Fiat_MirafioriSi ipotizza la chiusura di due stabilimenti per motivi industriali. Secca smentita del Governo e della Fiat

 

 

ROMA – La bomba è esplosa all’improvviso ieri mattina e ha fatto tremare, come una magnitudo punto 9, tutti i Palazzi del potere: nel piano industriale della Fiat 2012-2016 sarebbe già prevista la chiusura degli stabilimenti di Mirafiori e Pomigliano. Quella che solo qualche giorno fa Sergio Marchionne aveva dato come ipotetica eventualità in un’intervista al Corsera (“Senza il mercato americano dovremmo ritirarci da due siti italiani su cinque”), si è materializzata come un incubo quando è trapelato il cronoprogramma del piano industriale (qui a lato).

Fiat_piano_2012-2016_

Secondo Affaritaliani.it, al centro ricerche Fiat di Pomigliano d’Arco sono emerse gravi criticità sull’industrializzazione dell’Alfa Romeo 4C; in particolare sarebbero stati commessi errori riconducibili al telaio in carbonio. D’altronde la Fiat non aveva fatto mistero di puntare in Europa a tre soli pianali: mini, small e compact.

In questo contesto, spostare la produzione della Panda a Pomigliano si sarebbe rivelato, secondo i tecnici Fiat, un errore visto che il pianale sul quale è realizzato (mini) è destinato alla Polonia ed è lì che tornerà l’assemblaggio dell’utilitaria. Quanto a Mirafiori, la Mito (Alfa) sarebbe assemblata a Melfi (pianale Small), mentre i fatidici B-Suv (Fiat e Chrysler) utilizzano il pianale Small Wide, lo stesso della 500L assemblata in Serbia.

Nel tardo pomeriggio è arrivata la secca smetita del Governo e della Fiat. Sia il ministro del Lavoro, Elsa Fornero, sia il Lingotto hanno fatto sapere che “le notizie di una possibile chiusura degli stabilimenti sono destituite di fondamento”. La ministra ha inhatti aggiunto che “il presidente e l’amministratore delegato del gruppo mi hanno ribadito che l’impegno assunto verso il nostro Paese è confermato e rafforzato anche dall’operazione Chrysler”.

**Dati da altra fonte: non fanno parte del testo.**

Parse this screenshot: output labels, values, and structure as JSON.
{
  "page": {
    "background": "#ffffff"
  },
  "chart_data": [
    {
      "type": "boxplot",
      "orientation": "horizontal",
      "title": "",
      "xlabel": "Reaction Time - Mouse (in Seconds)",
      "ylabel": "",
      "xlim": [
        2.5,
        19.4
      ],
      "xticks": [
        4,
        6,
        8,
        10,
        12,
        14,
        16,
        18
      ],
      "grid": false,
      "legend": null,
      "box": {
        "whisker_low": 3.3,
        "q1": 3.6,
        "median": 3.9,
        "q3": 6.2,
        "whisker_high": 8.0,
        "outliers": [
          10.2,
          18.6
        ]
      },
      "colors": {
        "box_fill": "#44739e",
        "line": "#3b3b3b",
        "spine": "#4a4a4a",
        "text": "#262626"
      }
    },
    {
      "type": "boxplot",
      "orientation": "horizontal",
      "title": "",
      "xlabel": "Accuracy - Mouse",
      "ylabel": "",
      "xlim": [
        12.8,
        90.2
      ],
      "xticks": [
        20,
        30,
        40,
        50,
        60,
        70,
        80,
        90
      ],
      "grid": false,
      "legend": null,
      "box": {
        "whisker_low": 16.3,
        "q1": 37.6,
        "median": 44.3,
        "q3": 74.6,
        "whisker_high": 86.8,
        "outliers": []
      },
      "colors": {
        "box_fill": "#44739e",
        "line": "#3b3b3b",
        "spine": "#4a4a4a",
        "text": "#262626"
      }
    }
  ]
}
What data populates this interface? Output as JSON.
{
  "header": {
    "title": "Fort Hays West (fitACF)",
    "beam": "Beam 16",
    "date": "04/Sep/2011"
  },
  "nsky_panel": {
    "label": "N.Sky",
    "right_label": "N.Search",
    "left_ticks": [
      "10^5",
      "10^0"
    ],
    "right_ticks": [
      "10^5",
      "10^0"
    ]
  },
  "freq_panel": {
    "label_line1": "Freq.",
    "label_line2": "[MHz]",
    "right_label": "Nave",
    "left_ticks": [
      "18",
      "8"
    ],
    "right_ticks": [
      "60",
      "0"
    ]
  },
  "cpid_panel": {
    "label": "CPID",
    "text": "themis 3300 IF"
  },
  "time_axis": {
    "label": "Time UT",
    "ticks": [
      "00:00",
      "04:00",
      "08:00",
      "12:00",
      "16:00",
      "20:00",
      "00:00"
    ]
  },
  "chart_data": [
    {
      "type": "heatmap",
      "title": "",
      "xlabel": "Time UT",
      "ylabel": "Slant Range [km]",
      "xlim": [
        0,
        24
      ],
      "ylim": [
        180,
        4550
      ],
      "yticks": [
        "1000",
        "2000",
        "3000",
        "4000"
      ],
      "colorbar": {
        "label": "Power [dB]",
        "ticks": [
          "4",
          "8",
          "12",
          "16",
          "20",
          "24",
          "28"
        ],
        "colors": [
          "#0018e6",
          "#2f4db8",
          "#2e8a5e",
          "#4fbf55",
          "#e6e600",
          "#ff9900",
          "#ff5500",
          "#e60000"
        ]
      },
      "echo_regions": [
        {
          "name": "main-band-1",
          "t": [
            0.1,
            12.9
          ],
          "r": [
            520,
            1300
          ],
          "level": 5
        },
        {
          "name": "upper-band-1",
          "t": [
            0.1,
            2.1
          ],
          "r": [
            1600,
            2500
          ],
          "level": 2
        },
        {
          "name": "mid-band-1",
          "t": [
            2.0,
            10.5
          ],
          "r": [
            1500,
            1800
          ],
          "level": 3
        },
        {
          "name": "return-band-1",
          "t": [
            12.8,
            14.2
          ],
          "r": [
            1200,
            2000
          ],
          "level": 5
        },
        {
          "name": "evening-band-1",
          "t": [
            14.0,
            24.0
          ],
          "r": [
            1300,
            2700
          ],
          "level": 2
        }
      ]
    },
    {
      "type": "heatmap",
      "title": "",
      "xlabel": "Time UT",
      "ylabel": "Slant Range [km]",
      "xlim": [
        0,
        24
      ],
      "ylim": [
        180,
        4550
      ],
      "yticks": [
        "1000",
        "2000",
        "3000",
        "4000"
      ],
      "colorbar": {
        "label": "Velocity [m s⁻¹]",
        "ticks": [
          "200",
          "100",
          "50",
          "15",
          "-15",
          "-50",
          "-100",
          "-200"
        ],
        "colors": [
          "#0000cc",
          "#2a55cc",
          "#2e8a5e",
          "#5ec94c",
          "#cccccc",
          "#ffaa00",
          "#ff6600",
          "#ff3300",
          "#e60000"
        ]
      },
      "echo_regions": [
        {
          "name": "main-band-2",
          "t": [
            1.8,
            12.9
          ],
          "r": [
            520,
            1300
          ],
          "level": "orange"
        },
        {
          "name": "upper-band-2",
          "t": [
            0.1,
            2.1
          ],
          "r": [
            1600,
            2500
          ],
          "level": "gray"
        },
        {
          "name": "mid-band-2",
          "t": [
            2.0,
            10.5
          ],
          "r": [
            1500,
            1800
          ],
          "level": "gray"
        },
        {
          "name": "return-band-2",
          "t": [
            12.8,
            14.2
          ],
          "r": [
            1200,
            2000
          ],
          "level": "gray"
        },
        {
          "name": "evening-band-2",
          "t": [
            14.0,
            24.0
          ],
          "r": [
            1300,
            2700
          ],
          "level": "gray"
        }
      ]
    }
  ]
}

Ma il nemico n.1 di Marchionne, la Fiom Cgil non si fida. L’organizzazione sindacale è tornata a chiedere con estrema decisione un tavolo tra governo, azienda e parti sociali. “Il governo – tuona Maurizio Landini, segretario generale della Fiom – deve immediatamente convocare un tavolo di trattativa con i sindacati e la Fiat perché non è accettabile che il più grande gruppo industriale italiano possa decidere di non investire più in Italia. E non si può rinunciare all’industria dell’auto. Un Paese senza l’auto non è più un Paese industriale. D’altra parte – continua Landini – Marchionne non doveva investire 20 miliardi? Dove sono quei soldi? La Fiom è da un anno e mezzo che chiede queste cose. E questa è la dimostrazione che non è tagliando i diritti che si risolvono i problemi del costruire auto: servono investimenti e innovazione

“Proprio venerdì prossimo – conclude Landini – abbiamo proclamato uno sciopero generale dei metalmeccanici perché il problema di difendere il contratto e aprire una nuova fase di politica industriale per creare lavoro in Italia ci sembra oggi l’emergenza da affrontare”.